This case, which comes to the writer on reassignment, was certified to this court by the Kansas City Court of Appeals in like manner and for the same reason as the case of Pearson Elevator Company v. Missouri-Kansas-Texas Railroad, 336 Mo. 583, 80 S.W. (2d) 137 decided herewith and we take jurisdiction for the reason therein stated. This case, like the Pearson Elevator Company case, is an action for damages resulting from the defendant's failure to cause to be constructed and maintained ditches along its railroad as required by Section 9953, Revised Statutes 1919, now Section 4765, Revised Statutes 1929 (3 Mo. Stat. Ann., p. 2158). Plaintiff obtained judgment for $700 from which defendant appealed, the appeal being granted to the Kansas City Court of Appeals, where by a divided court the judgment was affirmed and the cause was by that court certified here as in the Pearson Elevator Company case. This case is similar in certain essential respects to the Pearson Elevator Company case and has been treated here by the parties as substantially a companion case, in so far as similar points are presented.
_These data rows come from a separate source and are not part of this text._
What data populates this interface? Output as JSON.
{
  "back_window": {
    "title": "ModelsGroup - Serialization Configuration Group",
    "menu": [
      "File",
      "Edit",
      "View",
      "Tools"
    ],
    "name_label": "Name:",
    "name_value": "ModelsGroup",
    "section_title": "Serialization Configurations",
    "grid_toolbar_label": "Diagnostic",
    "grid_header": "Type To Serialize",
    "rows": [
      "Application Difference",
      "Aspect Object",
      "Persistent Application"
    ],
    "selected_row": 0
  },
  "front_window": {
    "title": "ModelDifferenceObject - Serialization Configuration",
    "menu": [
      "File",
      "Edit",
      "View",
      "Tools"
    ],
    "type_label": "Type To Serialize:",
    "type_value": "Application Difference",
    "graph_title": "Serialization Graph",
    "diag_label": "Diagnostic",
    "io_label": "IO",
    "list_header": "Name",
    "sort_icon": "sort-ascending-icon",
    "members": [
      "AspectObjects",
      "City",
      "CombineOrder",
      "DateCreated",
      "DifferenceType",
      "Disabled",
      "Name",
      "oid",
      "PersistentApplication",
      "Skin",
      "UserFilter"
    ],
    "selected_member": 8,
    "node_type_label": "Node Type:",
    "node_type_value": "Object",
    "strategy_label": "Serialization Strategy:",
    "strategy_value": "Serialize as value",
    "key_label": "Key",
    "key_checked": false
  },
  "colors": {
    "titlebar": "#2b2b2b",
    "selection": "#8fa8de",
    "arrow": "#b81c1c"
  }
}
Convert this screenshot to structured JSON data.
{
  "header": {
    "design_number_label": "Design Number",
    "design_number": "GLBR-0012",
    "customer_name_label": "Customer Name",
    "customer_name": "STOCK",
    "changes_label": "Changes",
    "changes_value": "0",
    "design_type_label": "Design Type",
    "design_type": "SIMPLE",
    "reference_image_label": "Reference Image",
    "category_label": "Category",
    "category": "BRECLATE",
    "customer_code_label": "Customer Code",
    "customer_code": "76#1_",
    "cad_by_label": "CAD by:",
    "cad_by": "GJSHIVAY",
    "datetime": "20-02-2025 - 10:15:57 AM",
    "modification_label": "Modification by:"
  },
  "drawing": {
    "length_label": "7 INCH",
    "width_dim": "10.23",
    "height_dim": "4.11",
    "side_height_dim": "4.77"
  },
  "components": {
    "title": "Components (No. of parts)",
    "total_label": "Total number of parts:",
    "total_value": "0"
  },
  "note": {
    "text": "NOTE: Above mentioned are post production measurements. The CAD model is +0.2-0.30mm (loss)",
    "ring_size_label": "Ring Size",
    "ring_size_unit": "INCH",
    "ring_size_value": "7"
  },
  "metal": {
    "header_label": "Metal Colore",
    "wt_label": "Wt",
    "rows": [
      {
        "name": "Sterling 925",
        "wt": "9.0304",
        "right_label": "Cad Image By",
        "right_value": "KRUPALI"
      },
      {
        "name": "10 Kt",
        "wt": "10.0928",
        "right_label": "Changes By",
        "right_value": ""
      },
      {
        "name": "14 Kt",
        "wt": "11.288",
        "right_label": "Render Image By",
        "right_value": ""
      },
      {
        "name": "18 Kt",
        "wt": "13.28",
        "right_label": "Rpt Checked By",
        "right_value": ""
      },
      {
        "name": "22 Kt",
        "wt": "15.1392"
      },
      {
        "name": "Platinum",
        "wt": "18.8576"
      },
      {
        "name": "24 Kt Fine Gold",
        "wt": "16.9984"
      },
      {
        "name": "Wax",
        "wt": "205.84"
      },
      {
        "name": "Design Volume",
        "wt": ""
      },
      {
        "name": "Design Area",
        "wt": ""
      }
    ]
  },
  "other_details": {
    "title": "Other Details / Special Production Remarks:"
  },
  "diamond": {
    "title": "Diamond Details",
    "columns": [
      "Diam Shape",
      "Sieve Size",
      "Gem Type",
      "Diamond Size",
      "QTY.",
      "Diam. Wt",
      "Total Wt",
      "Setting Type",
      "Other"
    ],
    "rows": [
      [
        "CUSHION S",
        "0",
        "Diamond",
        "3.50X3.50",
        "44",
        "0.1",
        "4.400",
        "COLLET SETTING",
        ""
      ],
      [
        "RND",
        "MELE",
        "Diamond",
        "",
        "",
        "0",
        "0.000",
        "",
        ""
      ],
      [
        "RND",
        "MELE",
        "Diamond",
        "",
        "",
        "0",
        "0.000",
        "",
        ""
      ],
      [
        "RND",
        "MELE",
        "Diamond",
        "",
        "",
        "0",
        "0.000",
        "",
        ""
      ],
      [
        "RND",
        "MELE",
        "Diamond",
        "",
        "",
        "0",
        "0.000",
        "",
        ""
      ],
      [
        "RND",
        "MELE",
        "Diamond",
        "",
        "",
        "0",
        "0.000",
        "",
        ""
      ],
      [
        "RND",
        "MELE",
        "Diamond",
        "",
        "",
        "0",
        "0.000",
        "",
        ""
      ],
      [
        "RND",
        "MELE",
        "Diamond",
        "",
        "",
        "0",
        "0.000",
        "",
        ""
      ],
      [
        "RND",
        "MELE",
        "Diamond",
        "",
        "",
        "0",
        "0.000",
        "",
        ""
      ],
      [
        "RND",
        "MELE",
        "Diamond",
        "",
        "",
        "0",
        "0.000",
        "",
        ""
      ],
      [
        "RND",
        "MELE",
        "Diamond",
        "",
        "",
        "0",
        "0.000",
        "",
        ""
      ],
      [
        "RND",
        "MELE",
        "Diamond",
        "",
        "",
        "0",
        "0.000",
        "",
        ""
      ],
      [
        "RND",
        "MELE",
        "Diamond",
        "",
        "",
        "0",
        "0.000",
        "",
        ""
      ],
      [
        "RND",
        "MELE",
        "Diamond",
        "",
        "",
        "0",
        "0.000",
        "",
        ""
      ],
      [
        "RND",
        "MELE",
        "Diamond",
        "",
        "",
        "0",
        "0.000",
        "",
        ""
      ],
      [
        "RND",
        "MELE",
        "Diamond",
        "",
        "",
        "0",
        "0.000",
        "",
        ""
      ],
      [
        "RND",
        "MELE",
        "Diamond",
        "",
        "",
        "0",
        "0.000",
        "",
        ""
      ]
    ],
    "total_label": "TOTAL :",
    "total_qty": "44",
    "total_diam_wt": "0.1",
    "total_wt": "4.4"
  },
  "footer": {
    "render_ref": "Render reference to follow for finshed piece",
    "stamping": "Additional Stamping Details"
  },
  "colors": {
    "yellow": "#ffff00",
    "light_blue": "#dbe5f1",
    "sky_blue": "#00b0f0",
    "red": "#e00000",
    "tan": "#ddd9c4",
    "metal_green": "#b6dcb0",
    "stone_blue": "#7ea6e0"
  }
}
Plaintiff sues for loss of the rental value in 1929 of a tract of ninety-eight acres of land owned by him and described in his petition. It is situated in the Missouri River bottom east of New Franklin. Defendant's railroad runs in a general east and west direction north of plaintiff's land, which is close though not quite adjacent to defendant's right-of-way, there being a strip of land three or four hundred feet wide between plaintiff's land and the railroad. A small stream called Salt Creek comes out of the hills north of the railroad and some distance west of plaintiff's land, flows eastward on the north side of the railroad to a point some two miles east of plaintiff's land, where it turns and passes through a bridge or "double culvert," in the railroad to the south side thereof and thence continues to the Missouri River. The railroad through that part of the river bottom is built on an embankment four or five feet high. Plaintiff's evidence tends to show that the natural slope and drainage of his land is toward the northeast and that prior to the construction of the railroad his land drained in that direction into Salt Creek and that when overflow water from Salt Creek came upon it such water would drain off in a short time without causing damage to crops or preventing cultivation of the land; that the railroad was constructed about 1892 and that thereafter surface water from rainfall or from overflow from Salt Creek which frequently came over the railroad or through certain openings in the embankment farther west and got upon his land could not drain off promptly as theretofore, being held by the railroad embankment until it evaporated or sank into the soil; that in 1929 this situation was such that his land in question could not be cultivated and he lost the use of it; that defendant did not construct and maintain a ditch or ditches along its railroad as required by the statute; that such a ditch on the south side of the railroad connecting with Salt Creek could have been constructed practicably and at reasonable cost and would have drained plaintiff's said land and prevented the injury complained of. Such further reference to the facts as may be necessary will be made in the course of this opinion.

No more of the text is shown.